I was at Reboot this year where Eelco Rustenburg gave a great talk on Agile, Software, Management, India collaboration in which he spoke about the benefits of a more agile approach. During his talk something crystallised in my mind.
Non-Agile development
There are two big problems with setting long release cycles and doing thorough detailed design and specification documents that require the developer to think through every aspect of a development before starting.

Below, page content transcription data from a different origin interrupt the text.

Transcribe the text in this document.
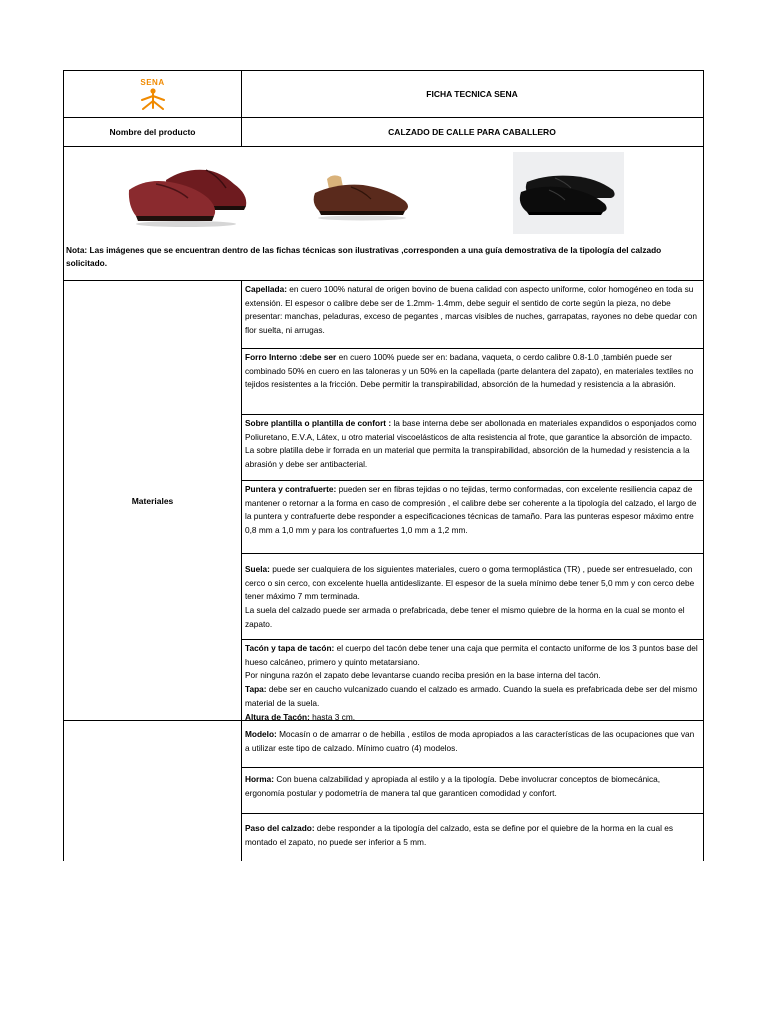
SENA
FICHA TECNICA SENA
Nombre del producto	CALZADO DE CALLE PARA CABALLERO
Nota: Las imágenes que se encuentran dentro de las fichas técnicas son ilustrativas ,corresponden a una guía demostrativa de la tipología del calzado solicitado.
Materiales
Capellada: en cuero 100% natural de origen bovino de buena calidad con aspecto uniforme, color homogéneo en toda su extensión. El espesor o calibre debe ser de 1.2mm- 1.4mm, debe seguir el sentido de corte según la pieza, no debe presentar: manchas, peladuras, exceso de pegantes , marcas visibles de nuches, garrapatas, rayones no debe quedar con flor suelta, ni arrugas.
Forro Interno :debe ser en cuero 100% puede ser en: badana, vaqueta, o cerdo calibre 0.8-1.0 ,también puede ser combinado 50% en cuero en las taloneras y un 50% en la capellada (parte delantera del zapato), en materiales textiles no tejidos resistentes a la fricción. Debe permitir la transpirabilidad, absorción de la humedad y resistencia a la abrasión.
Sobre plantilla o plantilla de confort : la base interna debe ser abollonada en materiales expandidos o esponjados como Poliuretano, E.V.A, Látex, u otro material viscoelásticos de alta resistencia al frote, que garantice la absorción de impacto. La sobre platilla debe ir forrada en un material que permita la transpirabilidad, absorción de la humedad y resistencia a la abrasión y debe ser antibacterial.
Puntera y contrafuerte: pueden ser en fibras tejidas o no tejidas, termo conformadas, con excelente resiliencia capaz de mantener o retornar a la forma en caso de compresión , el calibre debe ser coherente a la tipología del calzado, el largo de la puntera y contrafuerte debe responder a especificaciones técnicas de tamaño. Para las punteras espesor máximo entre 0,8 mm a 1,0 mm y para los contrafuertes 1,0 mm a 1,2 mm.
Suela: puede ser cualquiera de los siguientes materiales, cuero o goma termoplástica (TR) , puede ser entresuelado, con cerco o sin cerco, con excelente huella antideslizante. El espesor de la suela mínimo debe tener 5,0 mm y con cerco debe tener máximo 7 mm terminada.
La suela del calzado puede ser armada o prefabricada, debe tener el mismo quiebre de la horma en la cual se monto el zapato.
Tacón y tapa de tacón: el cuerpo del tacón debe tener una caja que permita el contacto uniforme de los 3 puntos base del hueso calcáneo, primero y quinto metatarsiano.
Por ninguna razón el zapato debe levantarse cuando reciba presión en la base interna del tacón.
Tapa: debe ser en caucho vulcanizado cuando el calzado es armado. Cuando la suela es prefabricada debe ser del mismo material de la suela.
Altura de Tacón: hasta 3 cm.
Modelo: Mocasín o de amarrar o de hebilla , estilos de moda apropiados a las características de las ocupaciones que van a utilizar este tipo de calzado. Mínimo cuatro (4) modelos.
Horma: Con buena calzabilidad y apropiada al estilo y a la tipología. Debe involucrar conceptos de biomecánica, ergonomía postular y podometría de manera tal que garanticen comodidad y confort.
Paso del calzado: debe responder a la tipología del calzado, esta se define por el quiebre de la horma en la cual es montado el zapato, no puede ser inferior a 5 mm.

1. We think in terms of days and weeks not months and years
Try to think of something that might take a year to do. Build a house maybe? Or write a book? These are broad tasks and it’s difficult to know whether they will take a year or maybe go on for three years. The act of thinking through what needs to be done is extremely difficult and even when that’s done, you may still end up being 100% over your estimates. We don’t like thinking in terms of years, because evolution hasn’t had a need to teach us those skills. Getting a little anthropological for a moment, for most of history, for us humans job #1 has been to eat enough to get through the day. Short term. Job #2 has been to find a partner and reproduce – weeks, maybe months at worst. Until big projects came along, which in our evolution is recently, there hasn’t been the need to think in years so we’re not very good at it.
2. We like gratification
You sometimes have to wait a long time in non-Agile development to get this fix. But you get it much more with an Agile approach. Outline a feature, plan it quickly, prototype it, check it with colleagues and customers, amend it, ship it. 2 weeks or maybe a month, then satisfaction and the sense of job done. That’s a great feeling. My friend Katja puts it nicely – ‘we all need some sugar from time to time’
Agile gives us what we like
So agile development is more in line with our natural event horizons and it gives us the kind of feedback that we crave. What crystallised in my head during Eelco’s talk was that because of these two things, Agile is a primarily a great motivational tool. And motivation is a big factor in productivity.